Namun, analis militer dari China menyebut, jika NATO sampai ikut terlibat maka probabilitas terjadinya Perang Dunia 3 akan makin meningkat.
“Selama NATO terlibat secara langsung, situasi akan segera berubah menjadi konfrontasi antara NATO dengan Rusia, dan kemungkinan Perang Dunia 3 pecah di Eropa akan semakin tinggi,” kata analis militer China, Song Zhongping kepada Global Times.
Lalu dimana saja lokasi pertempuran?
Pada Perang Dunia 2 lokasi pertempuran terfokus di Eropa dan Asia Pasifik. Ini terjadi karena di sanalah ketegangan bermula. Jerman dengan semangat lebensraum atau ruang untuk hidup berpandangan harus menguasai seluruh Eropa. Alhasil, mereka menyerang dan menaklukkan negara tetangganya.
Dan Jepang, catat Ari Subiakto dalam Kronik Perang Dunia 2 (2015), menyerang agresif terhadap negara-negara di Asia, termasuk Indonesia.
Bagaimana dengan prediksi PD 3?
Jika melihat pada awal ketegangan, kemungkinan akan terjadi di Eropa dan Asia. Ini diungkap oleh Robert Farley, pengajar studi keamanan dan diplomasi di The Patterson School AS di 19fortyfive.

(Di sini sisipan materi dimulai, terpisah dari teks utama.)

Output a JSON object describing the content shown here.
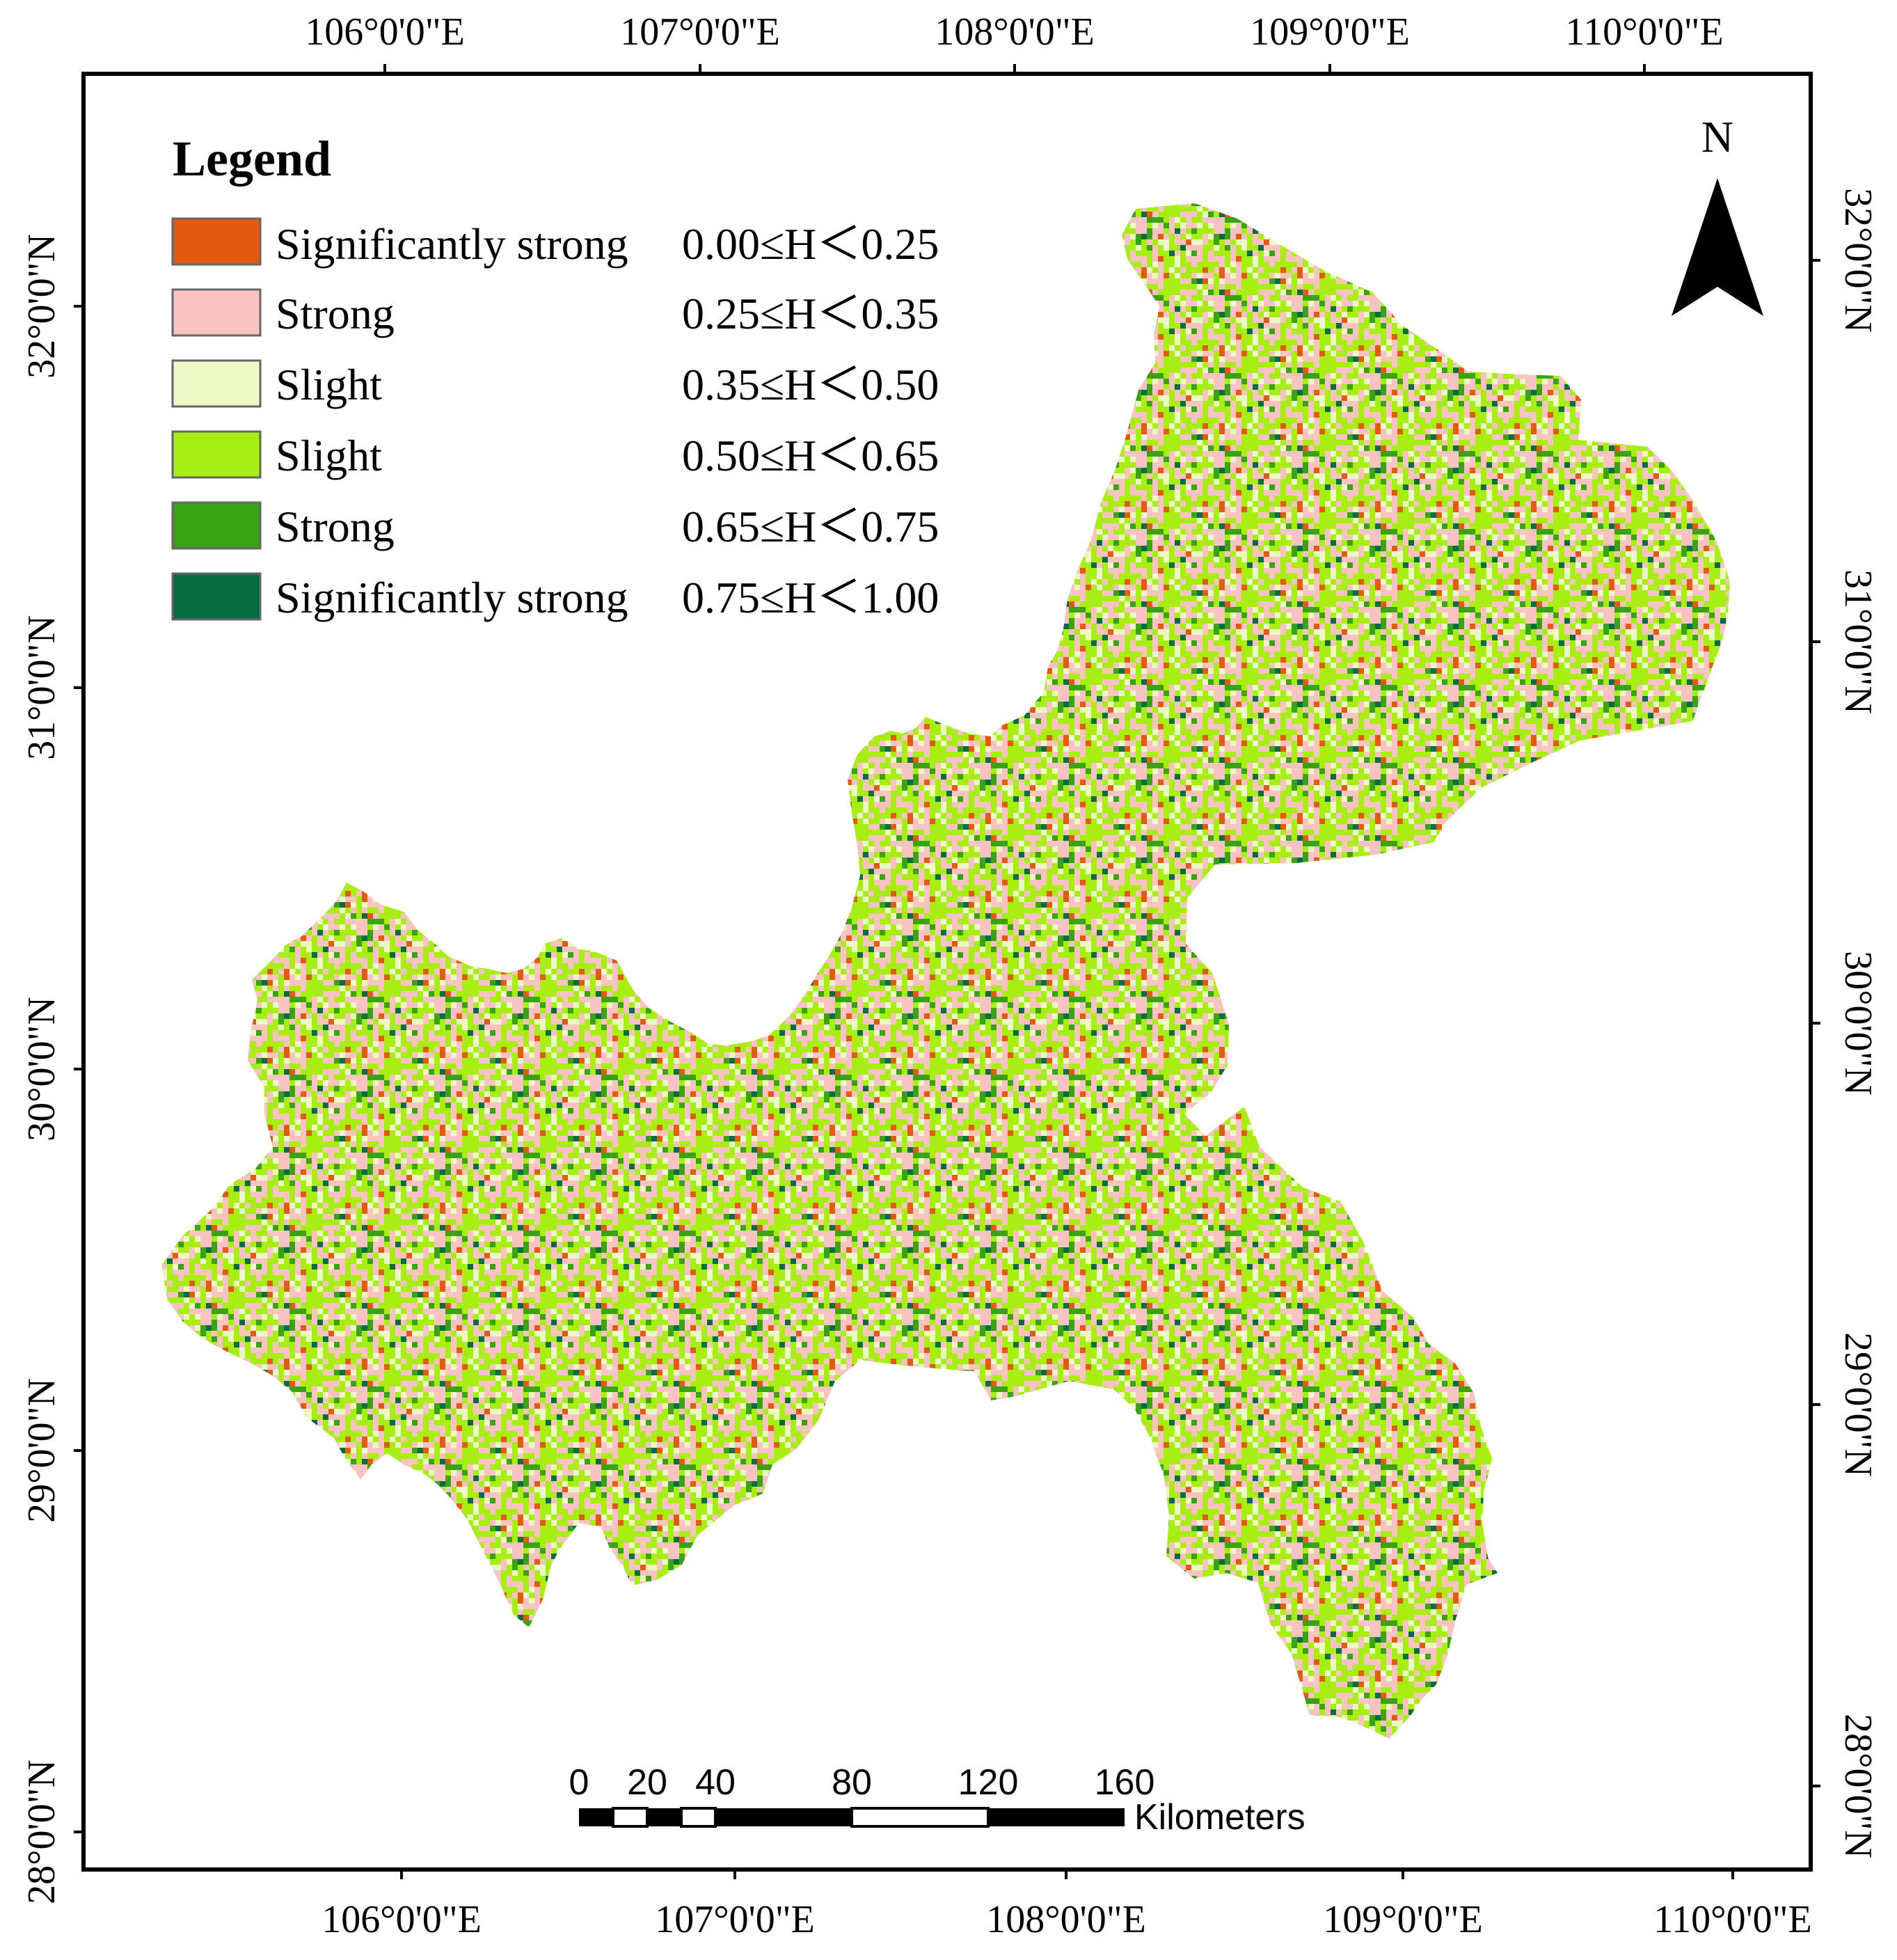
{
  "colors": {
    "significantly_strong_low": "#e35a12",
    "strong_low": "#f9c3c3",
    "slight_low": "#ecf8c6",
    "slight_high": "#a8ee14",
    "strong_high": "#3aa315",
    "significantly_strong_high": "#076b43"
  },
  "graticule": {
    "top_labels": [
      "106°0'0\"E",
      "107°0'0\"E",
      "108°0'0\"E",
      "109°0'0\"E",
      "110°0'0\"E"
    ],
    "bottom_labels": [
      "106°0'0\"E",
      "107°0'0\"E",
      "108°0'0\"E",
      "109°0'0\"E",
      "110°0'0\"E"
    ],
    "left_labels": [
      "32°0'0\"N",
      "31°0'0\"N",
      "30°0'0\"N",
      "29°0'0\"N",
      "28°0'0\"N"
    ],
    "right_labels": [
      "32°0'0\"N",
      "31°0'0\"N",
      "30°0'0\"N",
      "29°0'0\"N",
      "28°0'0\"N"
    ]
  },
  "legend": {
    "title": "Legend",
    "items": [
      {
        "label": "Significantly strong",
        "range": "0.00≤H＜0.25",
        "color_key": "significantly_strong_low"
      },
      {
        "label": "Strong",
        "range": "0.25≤H＜0.35",
        "color_key": "strong_low"
      },
      {
        "label": "Slight",
        "range": "0.35≤H＜0.50",
        "color_key": "slight_low"
      },
      {
        "label": "Slight",
        "range": "0.50≤H＜0.65",
        "color_key": "slight_high"
      },
      {
        "label": "Strong",
        "range": "0.65≤H＜0.75",
        "color_key": "strong_high"
      },
      {
        "label": "Significantly strong",
        "range": "0.75≤H＜1.00",
        "color_key": "significantly_strong_high"
      }
    ]
  },
  "north_arrow": {
    "label": "N"
  },
  "scale_bar": {
    "ticks": [
      "0",
      "20",
      "40",
      "80",
      "120",
      "160"
    ],
    "unit": "Kilometers"
  }
}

Peluang itu terjadi karena di Asia ada Taiwan yang menjadi titik panas antara China dan AS. China menganggap Taiwan sebagai provinsinya, tetapi pulau itu sebaliknya.
Meski belum mengakui kemerdekaan Taiwan, AS, merupakan pendukung utama Taipei. Di mana Washington sudah menyokong sejumlah hal untuk pulau ini termasuk militer.
Lalu, kemungkinan lain terjadi di Iran dan Korea Utara. Dan kawasan yang tak luput dari perang adalah Eropa yang menjadi titik panas antara Rusia dengan barat.
Meski terfokus di beberapa titik, perang pada dasarnya berdampak luas di seluruh dunia. Artinya, perang harus dihindari. Diplomasi menjadi hal utama untuk mencegah terjadinya perang.